Maybe more than ever.
Dibler has not only taken over as Pac-12 basketball officials coordinator but also is continuing to oversee the Mountain West Conference and Western Athletic Conferences. In addition, he has spearheaded a coalition with three other Western conferences that resulted in a three-day training clinic that concludes today for about 150 officials.
Oh, and he also gets to clean up any smoke still remaining from that firestorm involving Arizona Wildcats coach Sean Miller and now-departed Pac-12 officials coordinator Ed Rush.
Rush resigned after allegations surfaced last spring that he improperly motivated officials into more closely watching Miller and other Pac-12 coaches at the league’s tournament in Las Vegas.
It’s a subject Dibler has revisited with Miller, though Dibler shared little detail about how he did so.
“I’ve talked to Sean; we’ve visited and had discussions,” Dibler said Thursday, during a break in the officials’ training clinic. “And yet let me tell you how I live my life. Anytime something negative happens that it affects our game, particularly from officiating standpoint, I feel for the people involved in it. I’m the kind of person who reaches out to them because it’s happened to me. Oftentimes that support isn’t there.
“Clearly when the (Rush) situation occurred, yeah, that bothered me. I was very sensitive to it but at the same time it wasn’t one of my conference schools so I just kind of got through the process of understanding what took place because I wasn’t involved in it.”
Now he is involved in it. Even though Rush is gone, any technical foul (or lack thereof) to Miller could become scrutinized. Are Pac-12 officials harder on him? Easier? Or is he treated just like anyone else?
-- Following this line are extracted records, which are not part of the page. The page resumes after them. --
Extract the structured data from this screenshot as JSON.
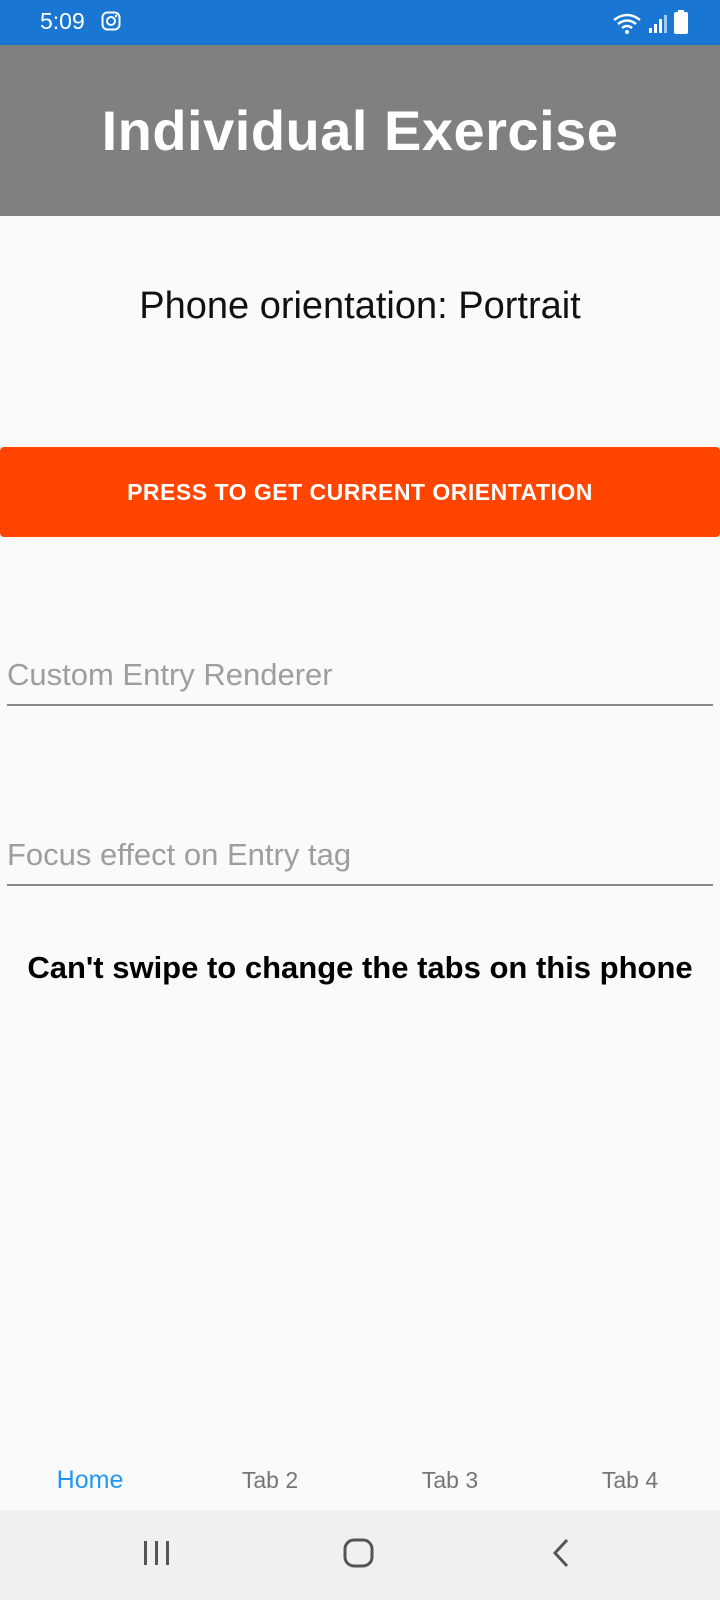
{
  "status_bar": {
    "time": "5:09",
    "icons": [
      "instagram-icon",
      "wifi-icon",
      "signal-icon",
      "battery-icon"
    ],
    "color": "#1976d2"
  },
  "header": {
    "title": "Individual Exercise",
    "color": "#808080"
  },
  "main": {
    "orientation_text": "Phone orientation: Portrait",
    "orientation_button_label": "PRESS TO GET CURRENT ORIENTATION",
    "button_color": "#ff4500",
    "entry1_placeholder": "Custom Entry Renderer",
    "entry2_placeholder": "Focus effect on Entry tag",
    "swipe_note": "Can't swipe to change the tabs on this phone"
  },
  "tabs": [
    {
      "label": "Home",
      "active": true
    },
    {
      "label": "Tab 2",
      "active": false
    },
    {
      "label": "Tab 3",
      "active": false
    },
    {
      "label": "Tab 4",
      "active": false
    }
  ],
  "accent_color": "#2196f3",
  "nav_bar": {
    "icons": [
      "recent-apps-icon",
      "home-icon",
      "back-icon"
    ]
  }
}
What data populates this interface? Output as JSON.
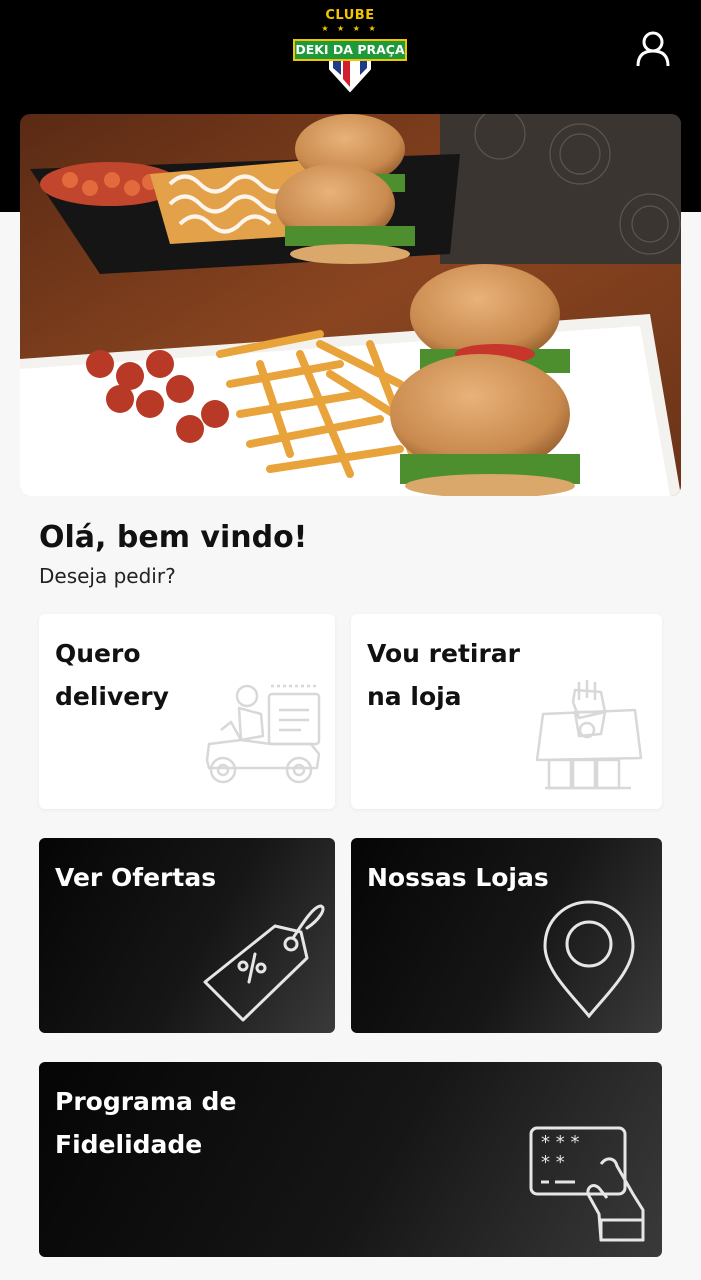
{
  "header": {
    "logo": {
      "top_text": "CLUBE",
      "stars": "★ ★ ★ ★",
      "band_text": "DEKI DA PRAÇA"
    },
    "user_icon": "user-icon"
  },
  "hero": {
    "image": "burgers-fries-sausage-platters"
  },
  "welcome": {
    "title": "Olá, bem vindo!",
    "subtitle": "Deseja pedir?"
  },
  "options": {
    "delivery": {
      "label": "Quero\ndelivery",
      "icon": "delivery-scooter-icon"
    },
    "pickup": {
      "label": "Vou retirar\nna loja",
      "icon": "store-pickup-icon"
    },
    "offers": {
      "label": "Ver Ofertas",
      "icon": "discount-tag-icon"
    },
    "stores": {
      "label": "Nossas Lojas",
      "icon": "map-pin-icon"
    },
    "loyalty": {
      "label": "Programa de\nFidelidade",
      "icon": "loyalty-card-icon"
    }
  },
  "colors": {
    "header_bg": "#000000",
    "background": "#f7f7f7",
    "card_light": "#ffffff",
    "card_dark": "#111111",
    "logo_green": "#1f9a3a",
    "logo_yellow": "#f2c500",
    "logo_red": "#d21f2b",
    "logo_blue": "#1e3a8a"
  }
}
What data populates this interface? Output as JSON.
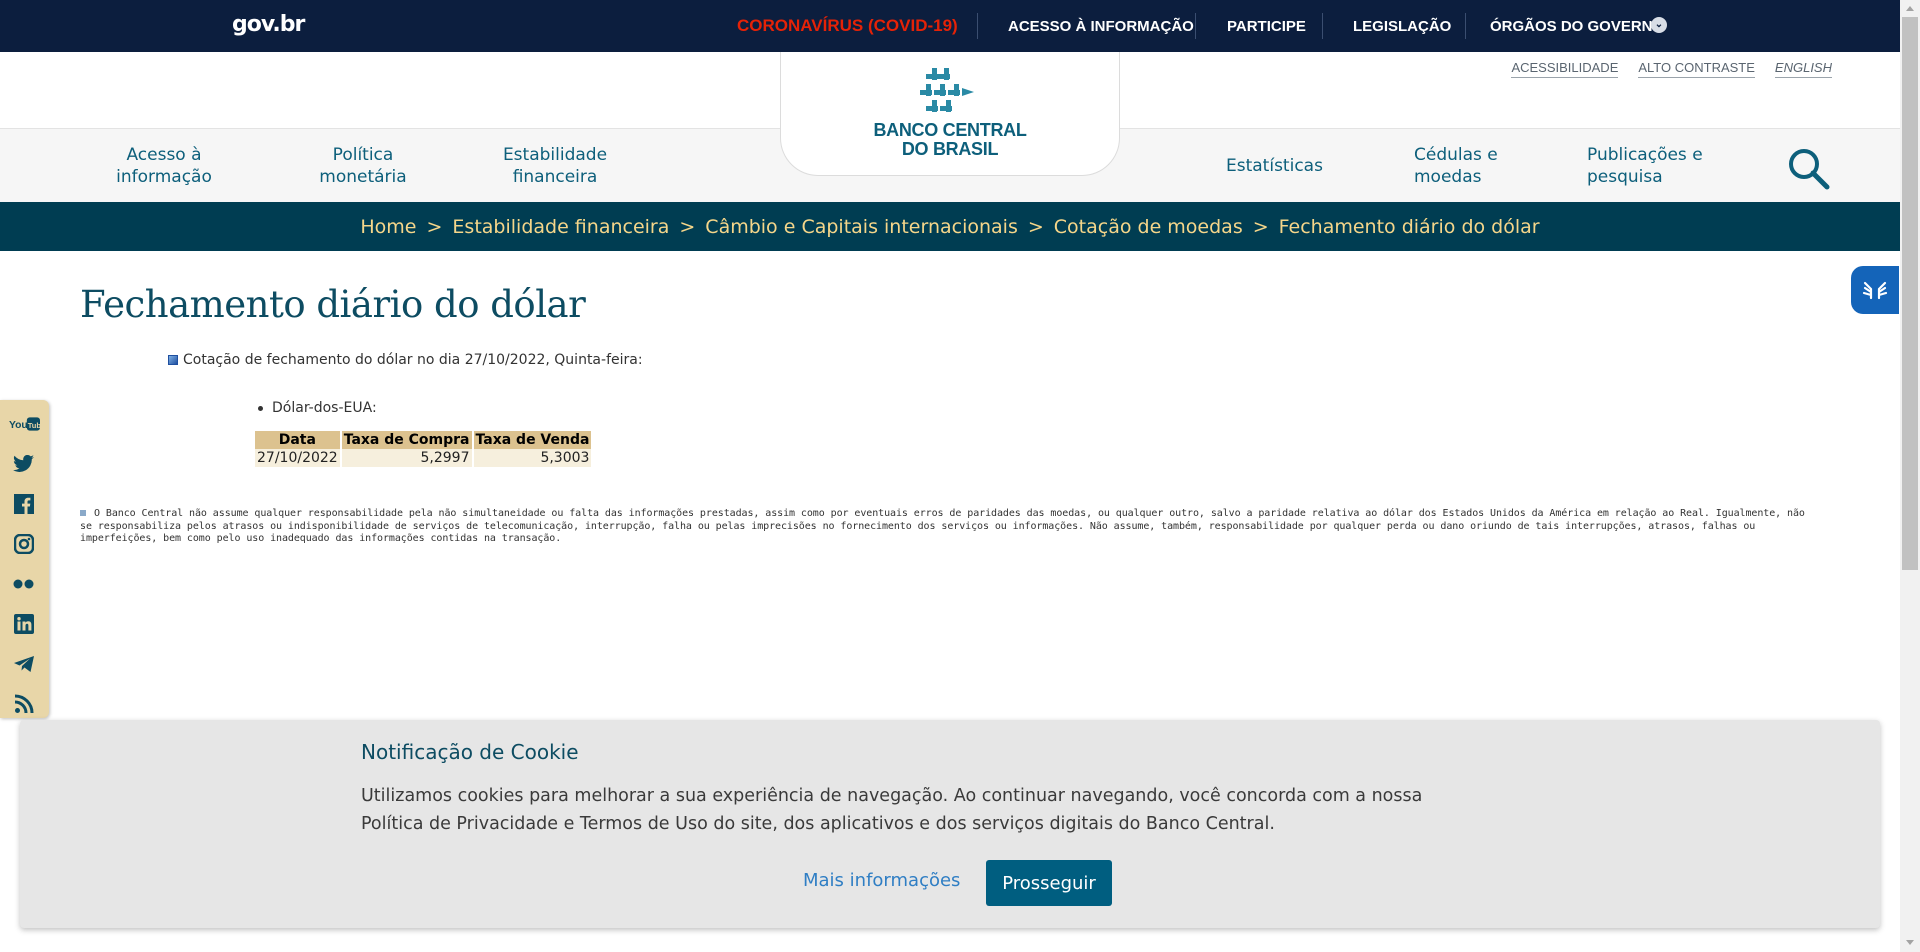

When asked about that possibility, Dibler responded by saying he told his entire group of about 150 officials that there are two guidebooks officials use and that’s all that matters, that if they are followed correctly they’re doing the right job.
So, in other words, the intent is to handle Miller by the book. And everyone else.
“I told (Miller) everything that I can help him but I haven’t told Sean anything I haven’t told other coaches,” Dibler said. “I can’t tell you my discussions with him stand out as being different than any of the others.”
Consistency is Dibler’s aim during the clinic this week, with officials attending 12 different breakout sessions on topics such as calling screens, game management, video review, positioning and even how to electronically submit game clips to be studied.
Another overriding theme: The NCAA is aiming to increase scoring, in part by calling more fouls on defenses. That includes tilting the block-versus-charge equation further toward the offense by making defenders get in position before an offensive player begins an upward motion (previously defenders could set up until an opponent fully left the floor).
Additionally, Dibler is aiming to find consistency and improvement via scheduling. Instead of having a top official take a Big Ten or Big 12 game, then fly back to work a Pac-12 game the next day, Dibler said he’s trying to convince them instead to work a Pac-12 game and a game from another Western conference in the same area.
David Hall, a Colorado-based veteran official of the Pac-12 and several other leagues, said having Dibler schedule multiple Western leagues avoids conflicts that can sometimes force an official to move around.
The result could be travel time and money saved, and maybe some better work as a result of the extra rest.
“If I can send an official to the Bay area, they can work Cal, Stanford, San Jose State and Fresno State,” Dibler said. “Then they’re not getting on an airplane, they’re getting more rest, they don’t have to get up until 8:30 or nine to have breakfast instead of getting up at 4 and trying to catch that 5 o’clock flight to the next site.
“I can use that as a recruiting tool.”